Sex-Skandale und rassistische Ausfälle
Neben der Russland-Affäre breitet Cohen auch Trumps bekannte Skandale um mutmaßliche Affären mit "Playboy"-Playmate Karen McDougal und Pornosternchen Stormy Daniels noch einmal aus. Das Trump-nahe Boulevardblatt "National Enquirer" soll die McDougal-Story für 150.000 Dollar gekauft haben. Trump habe dem Herausgeber David Pecker versprochen, die Summe zu übernehmen, dies aber nie getan, behauptet Cohen. Im Fall Stormy Daniels habe Cohen die Schweigegeldzahlung von 130.000 Dollar im Auftrag von Trump selbst überwiesen und sich das Geld später von Trump wiedergeben lassen. Es sei in Monatsraten von 35.000 Dollar, getarnt als Entlohnung für anwaltliche Dienste, auf sein Konto geflossen.

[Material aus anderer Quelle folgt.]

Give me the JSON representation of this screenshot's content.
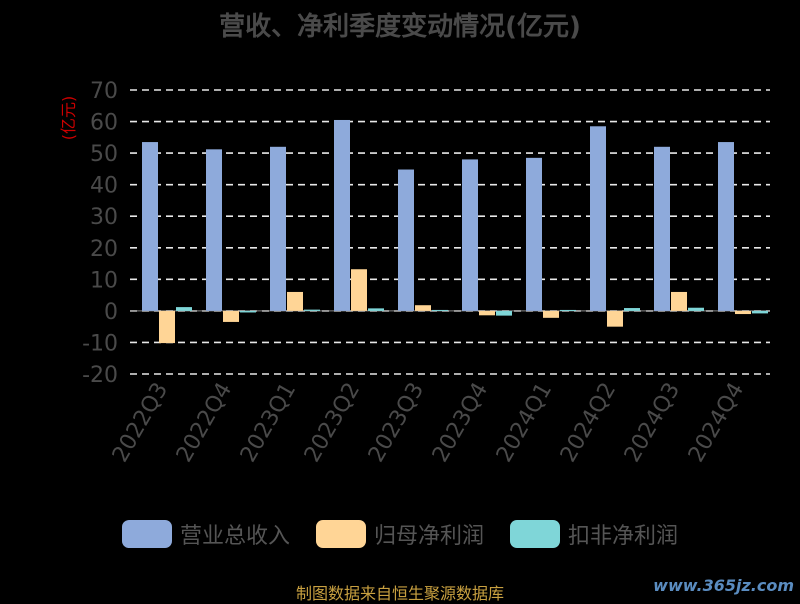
{
  "chart_data": {
    "type": "bar",
    "title": "营收、净利季度变动情况(亿元)",
    "ylabel": "(亿元)",
    "categories": [
      "2022Q3",
      "2022Q4",
      "2023Q1",
      "2023Q2",
      "2023Q3",
      "2023Q4",
      "2024Q1",
      "2024Q2",
      "2024Q3",
      "2024Q4"
    ],
    "ylim": [
      -20,
      70
    ],
    "yticks": [
      -20,
      -10,
      0,
      10,
      20,
      30,
      40,
      50,
      60,
      70
    ],
    "grid": true,
    "legend_position": "bottom",
    "series": [
      {
        "name": "营业总收入",
        "color": "#8eaadb",
        "values": [
          53.5,
          51.2,
          52.0,
          60.5,
          44.8,
          48.0,
          48.5,
          58.5,
          52.0,
          53.5
        ]
      },
      {
        "name": "归母净利润",
        "color": "#ffd596",
        "values": [
          -10.2,
          -3.5,
          6.0,
          13.2,
          1.8,
          -1.4,
          -2.2,
          -5.0,
          6.0,
          -1.0
        ]
      },
      {
        "name": "扣非净利润",
        "color": "#7fd6d8",
        "values": [
          1.2,
          -0.5,
          0.4,
          0.8,
          0.3,
          -1.5,
          0.3,
          0.9,
          1.0,
          -0.8
        ]
      }
    ]
  },
  "source": "制图数据来自恒生聚源数据库",
  "watermark": "www.365jz.com"
}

Auch Donald Trumps Reputation als Rassist dürfte durch die Cohen-Veröffentlichung weiter gefestigt werden. Im Wahlkampf 2016 habe er nicht-weiße Minderheiten als "not my people" bezeichnet. "Ich werde nie die Stimmen der Latinos bekommen", soll Trump gesagt haben. "Sie sind wie die Schwarzen zu blöd, um für Trump zu stimmen." Auch Trumps Hass auf Amtsvorgänger Barack Obama beschreibt Cohen in Zitaten des Präsidenten. Auf die Columbia University und nach Harvard sei Obama nur wegen "beschissener Quotenregelungen für Minderheiten" gekommen. Von Schwarzen an der Spitze eines Landes habe Trump generell wenig gehalten. "Nenn mir ein Land, das von einem Schwarzen geführt wird, das nicht ein 'shithole' ist", soll Trump gesagt haben. Sie seien allesamt "complete fucking toilets". Ebenso abfällig und vulgär soll sich Trump 2013 nach dem Tod Nelson Mandelas über den südafrikanischen Freiheitshelden und Friedensnobelpreisträger geäußert haben.

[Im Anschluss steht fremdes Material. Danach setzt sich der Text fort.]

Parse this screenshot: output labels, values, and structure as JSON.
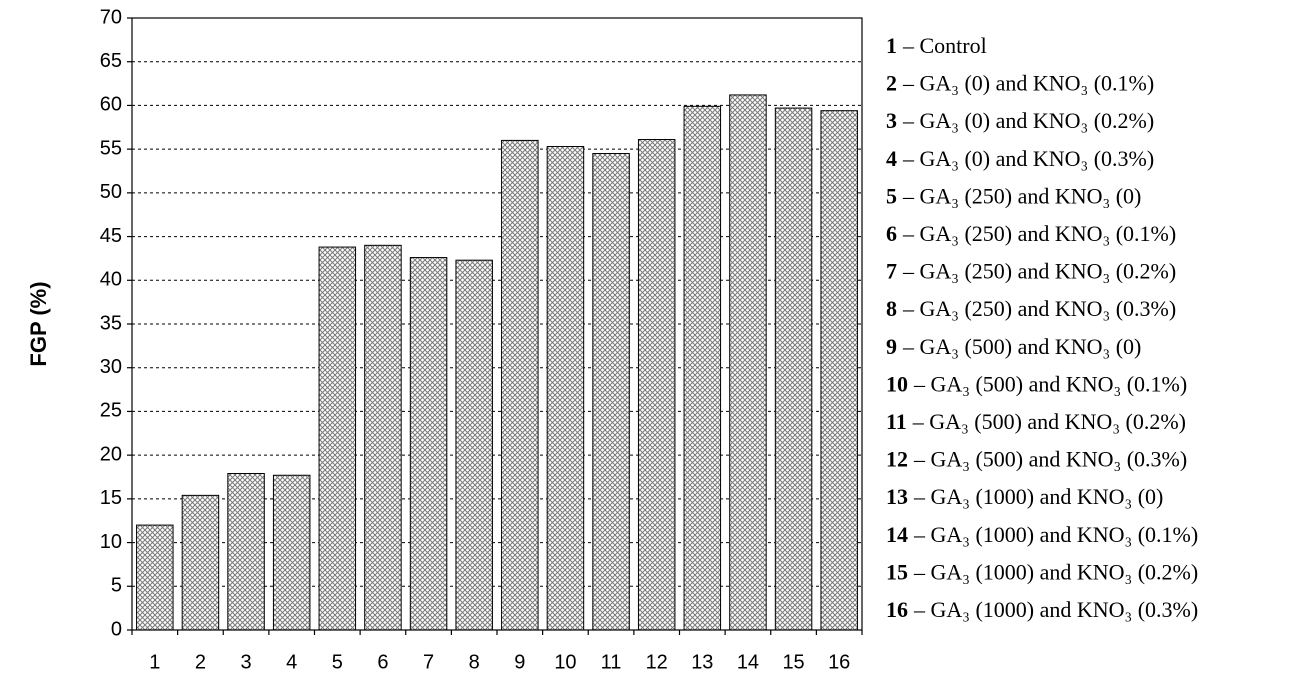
{
  "chart_data": {
    "type": "bar",
    "y_label": "FGP (%)",
    "categories": [
      "1",
      "2",
      "3",
      "4",
      "5",
      "6",
      "7",
      "8",
      "9",
      "10",
      "11",
      "12",
      "13",
      "14",
      "15",
      "16"
    ],
    "values": [
      12.0,
      15.4,
      17.9,
      17.7,
      43.8,
      44.0,
      42.6,
      42.3,
      56.0,
      55.3,
      54.5,
      56.1,
      59.9,
      61.2,
      59.7,
      59.4
    ],
    "color": "#7a7a7a",
    "ylim": [
      0,
      70
    ],
    "yticks": [
      0,
      5,
      10,
      15,
      20,
      25,
      30,
      35,
      40,
      45,
      50,
      55,
      60,
      65,
      70
    ],
    "grid": true,
    "legend": [
      "– Control",
      "– GA₃ (0) and KNO₃ (0.1%)",
      "– GA₃ (0) and KNO₃ (0.2%)",
      "– GA₃ (0) and KNO₃ (0.3%)",
      "– GA₃ (250) and KNO₃ (0)",
      "– GA₃ (250) and KNO₃ (0.1%)",
      "– GA₃ (250) and KNO₃ (0.2%)",
      "– GA₃ (250) and KNO₃ (0.3%)",
      "– GA₃ (500) and KNO₃ (0)",
      "– GA₃ (500) and KNO₃ (0.1%)",
      "– GA₃ (500) and KNO₃ (0.2%)",
      "– GA₃ (500) and KNO₃ (0.3%)",
      "– GA₃ (1000) and KNO₃ (0)",
      "– GA₃ (1000) and KNO₃ (0.1%)",
      "– GA₃ (1000) and KNO₃ (0.2%)",
      "– GA₃ (1000) and KNO₃ (0.3%)"
    ]
  }
}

Trumps Historie sexistischer Entgleisungen fügt Cohen eine Episode hinzu, bei der dieser anzügliche Bemerkungen über Cohens damals 15-jährige Tochter nach einer Tennis-Stunde gemacht haben soll. Auch ein Strip-Club-Besuch in Las Vegas aus dem Jahr 2013 kommt zur Sprache, bei dem sich Trump gemeinsam mit einem russischen Oligarchen an der Darbietung bizarrer Sex-Praktiken erfreut haben soll.

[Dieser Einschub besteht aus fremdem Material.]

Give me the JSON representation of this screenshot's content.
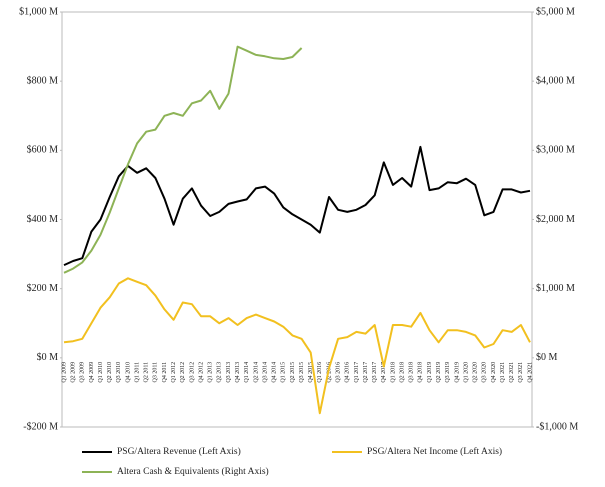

Die Trump-Regierung hat Cohens Erzählung als komplett unglaubwürdig abgebügelt. Kayleigh McEnany, Sprecherin des Weißen Hauses, erklärte der "Washington Post": "Michael Cohen ist ein schändlicher Verbrecher und Anwalt, dem die Lizenz entzogen wurde, der gegenüber dem Kongress gelogen hat. Er hat jegliche Glaubwürdigkeit verloren, und es ist nicht überraschend zu sehen, wie er versucht, von seinen Lügen zu profitieren."